さて時行はと言えば、尊氏の討伐を逃れ再び姿を消すのですが、その後の南北朝の内乱では後醍醐天皇に許されて南朝側の将となり、再び挙兵しています。

この時には、鎮守府大将軍である北畠顕家や新田義貞の子・義興と共に足利家長(斯波家長)を破り、2度目となる鎌倉奪還を果たしています。もっとも、これもその後の石津の戦いを通して奪い返されてしまいます。

またしても時行はここで身を隠し、南朝側の武将として各地を転戦しました。そして1352年の武蔵野合戦を経て、みたび鎌倉を奪還するというしぶとさを見せます。

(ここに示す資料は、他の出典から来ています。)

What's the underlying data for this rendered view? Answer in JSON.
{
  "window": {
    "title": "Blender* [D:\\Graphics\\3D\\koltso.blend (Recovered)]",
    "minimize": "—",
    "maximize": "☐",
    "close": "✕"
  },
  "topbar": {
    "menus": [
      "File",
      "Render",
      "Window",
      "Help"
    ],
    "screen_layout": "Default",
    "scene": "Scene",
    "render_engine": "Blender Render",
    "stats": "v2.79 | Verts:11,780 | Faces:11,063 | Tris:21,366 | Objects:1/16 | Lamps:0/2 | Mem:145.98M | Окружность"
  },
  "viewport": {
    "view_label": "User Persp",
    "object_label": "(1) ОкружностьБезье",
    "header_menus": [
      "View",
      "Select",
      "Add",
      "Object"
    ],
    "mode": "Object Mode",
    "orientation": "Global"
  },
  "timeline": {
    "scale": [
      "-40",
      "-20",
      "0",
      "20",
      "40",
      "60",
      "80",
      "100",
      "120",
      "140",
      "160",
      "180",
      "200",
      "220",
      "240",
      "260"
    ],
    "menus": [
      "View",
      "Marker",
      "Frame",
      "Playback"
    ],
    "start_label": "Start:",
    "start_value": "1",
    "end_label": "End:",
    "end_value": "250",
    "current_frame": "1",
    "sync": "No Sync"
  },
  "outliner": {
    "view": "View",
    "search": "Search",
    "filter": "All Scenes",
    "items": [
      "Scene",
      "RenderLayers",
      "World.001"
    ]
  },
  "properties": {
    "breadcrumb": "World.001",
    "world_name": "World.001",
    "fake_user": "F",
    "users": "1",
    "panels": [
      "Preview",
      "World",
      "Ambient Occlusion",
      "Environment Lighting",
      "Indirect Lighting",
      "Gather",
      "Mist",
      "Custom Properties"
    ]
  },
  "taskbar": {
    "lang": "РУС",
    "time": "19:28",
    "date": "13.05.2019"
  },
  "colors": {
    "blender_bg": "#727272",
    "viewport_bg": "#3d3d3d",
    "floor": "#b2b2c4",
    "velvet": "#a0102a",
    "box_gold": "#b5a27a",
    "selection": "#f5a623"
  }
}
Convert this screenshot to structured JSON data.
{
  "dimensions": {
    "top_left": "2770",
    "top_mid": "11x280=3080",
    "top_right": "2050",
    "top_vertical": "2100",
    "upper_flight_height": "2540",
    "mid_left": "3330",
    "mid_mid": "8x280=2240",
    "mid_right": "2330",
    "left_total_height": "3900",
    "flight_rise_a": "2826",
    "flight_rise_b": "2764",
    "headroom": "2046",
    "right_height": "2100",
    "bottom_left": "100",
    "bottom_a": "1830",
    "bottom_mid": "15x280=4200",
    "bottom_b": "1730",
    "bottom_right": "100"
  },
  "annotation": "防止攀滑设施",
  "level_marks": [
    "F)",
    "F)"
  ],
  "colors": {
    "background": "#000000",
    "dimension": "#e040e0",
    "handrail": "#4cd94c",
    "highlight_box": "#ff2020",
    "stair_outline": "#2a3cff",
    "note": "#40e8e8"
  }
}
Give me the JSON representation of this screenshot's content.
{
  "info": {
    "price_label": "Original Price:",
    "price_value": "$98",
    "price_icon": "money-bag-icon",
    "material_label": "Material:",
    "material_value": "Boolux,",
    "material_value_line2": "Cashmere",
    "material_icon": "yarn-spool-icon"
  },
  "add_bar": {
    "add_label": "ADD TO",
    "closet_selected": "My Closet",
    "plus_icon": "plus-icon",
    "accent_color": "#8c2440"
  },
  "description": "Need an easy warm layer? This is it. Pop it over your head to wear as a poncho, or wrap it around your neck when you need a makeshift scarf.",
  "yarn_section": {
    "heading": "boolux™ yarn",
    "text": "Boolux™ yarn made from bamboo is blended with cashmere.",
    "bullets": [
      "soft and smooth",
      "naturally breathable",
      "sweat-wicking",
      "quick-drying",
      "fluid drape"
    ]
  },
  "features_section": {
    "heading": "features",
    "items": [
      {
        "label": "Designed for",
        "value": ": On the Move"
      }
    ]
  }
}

しかし、これが時行最後の「鎌倉奪還」でした。小手指原の戦いで足利尊氏は鎌倉を奪い返し、京も制圧します。この頃には南朝の勢力も衰退し、幕府の勢力が全国的に及ぶようになっていました。

それでも時行は逃げのび、再び逃走と潜伏の日々に戻ります。4度目の鎌倉奪還を目指していたと思われますが、もはや味方になる武士もおらず、1353年6月21日には足利側に引き渡され、処刑されています。

この時、年齢は20代半ばだったと考えられ、折しも処刑から2日後の5月22日は、鎌倉幕府の滅亡と父高時の死からちょうど20年目でした。

漫画『逃げ上手の若君』の今後の展開のことを考えながら、時行の足跡をこうして辿るのは感慨深いものがあります。この、逃走・鎌倉奪還・そしてまた逃走を繰り返した「忘れられた敗将」が北条氏再興を果たしていたら歴史はどうなっていたのでしょうね。